I grew up in Cincinnati and spent nearly 25 years there. I know it to be a place brimming with racial inequality, homophobia, and transphobia. An assault suffered by an ex of mine was the impetus which drove me to move to Maine a few years back, and while much time and space separates me from my hometown, my heart bleeds now for what is happening in what feels like my own back yard.

I felt just as lost and hopeless as when Leelah Alcorn’s suicide was all over the news last December. She lived a mere 20 minute drive away from my father’s front door. I felt just as disgusted when I learned of the murder of Bri Golec, the young trans woman who was killed by her own father in Akron back in February. And last August when John Crawford III was shot to death by police in a Wal-Mart parking lot by police for carrying a toy gun. And back in 2001, the year police killed Timothy Thomas and tipped off the “riots” in downtown Cincinnati that would in turn inspire a boycott from several black entertainers, and, in my mind anyhow, mirrored what I think of as the sister protests in Ferguson following Michael Brown’s death.

What is it about Ohio? I can’t help but connect the dots.

Whenever I travel back to my hometown, I am reminded all at once that it was never my home. I love many people there. I am forever and indelibly shaped by everything that happened to me while I lived there. But I know I can never really call it home.

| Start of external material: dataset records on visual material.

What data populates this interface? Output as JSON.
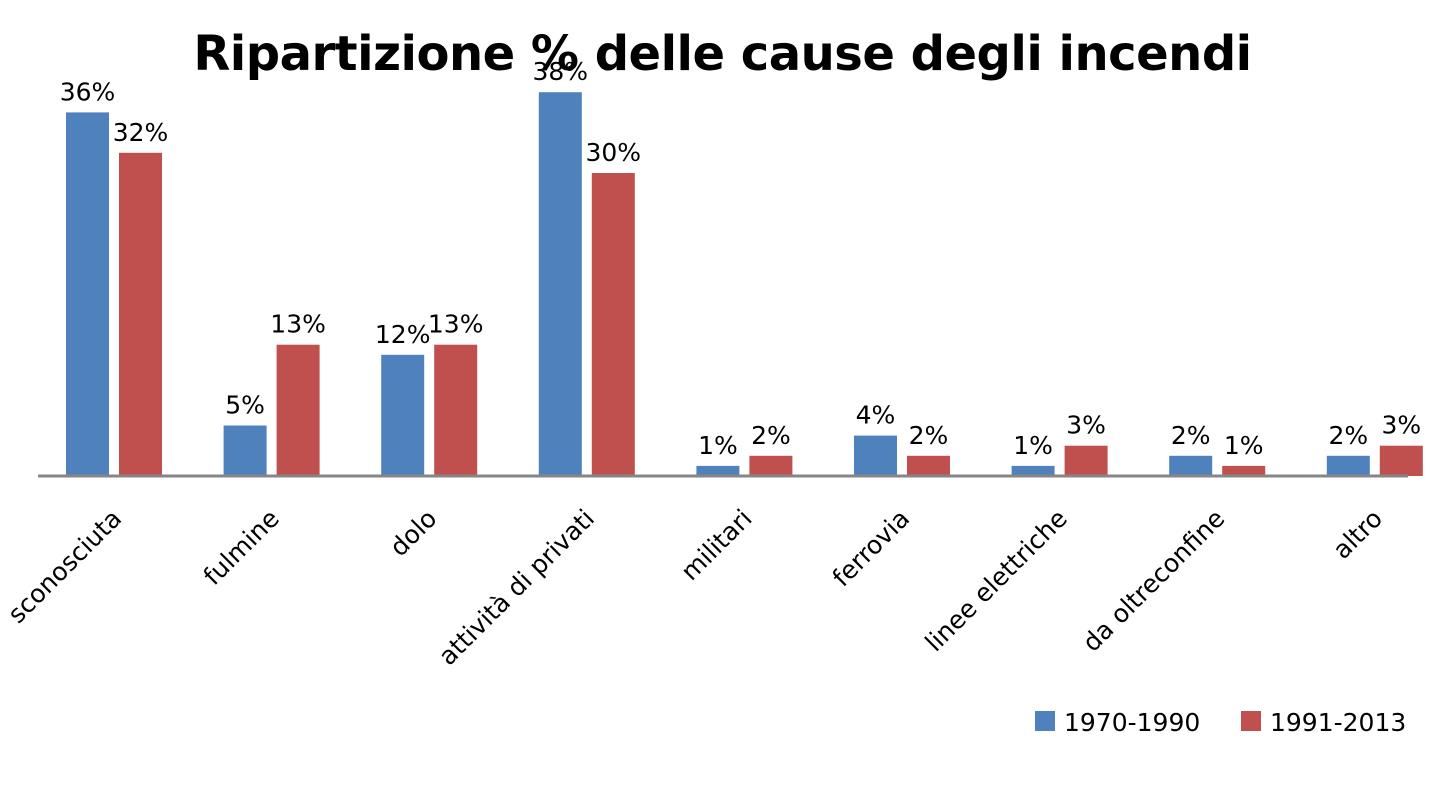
{
  "chart_data": {
    "type": "bar",
    "title": "Ripartizione % delle cause degli incendi",
    "xlabel": "",
    "ylabel": "",
    "ylim": [
      0,
      40
    ],
    "grid": false,
    "legend_position": "bottom-right",
    "categories": [
      "sconosciuta",
      "fulmine",
      "dolo",
      "attività di privati",
      "militari",
      "ferrovia",
      "linee elettriche",
      "da oltreconfine",
      "altro"
    ],
    "series": [
      {
        "name": "1970-1990",
        "color": "#4f81bd",
        "values": [
          36,
          5,
          12,
          38,
          1,
          4,
          1,
          2,
          2
        ],
        "labels": [
          "36%",
          "5%",
          "12%",
          "38%",
          "1%",
          "4%",
          "1%",
          "2%",
          "2%"
        ]
      },
      {
        "name": "1991-2013",
        "color": "#c0504d",
        "values": [
          32,
          13,
          13,
          30,
          2,
          2,
          3,
          1,
          3
        ],
        "labels": [
          "32%",
          "13%",
          "13%",
          "30%",
          "2%",
          "2%",
          "3%",
          "1%",
          "3%"
        ]
      }
    ]
  }
}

Like the rest of the country and perhaps the world, I am watching with keen eyes to see what will taken place in Cincinnati once Ray Tensing is either convicted or acquitted. A woman holding a photo of Dubose (I believe his sister) shook as she told reporters that if his shooter is not brought to justice, the police will need to shoot her, too because she won’t be able to control herself. His trial is set to begin August 19th, and I hope for her sake and the rest of Cincinnati’s justice will finally be served.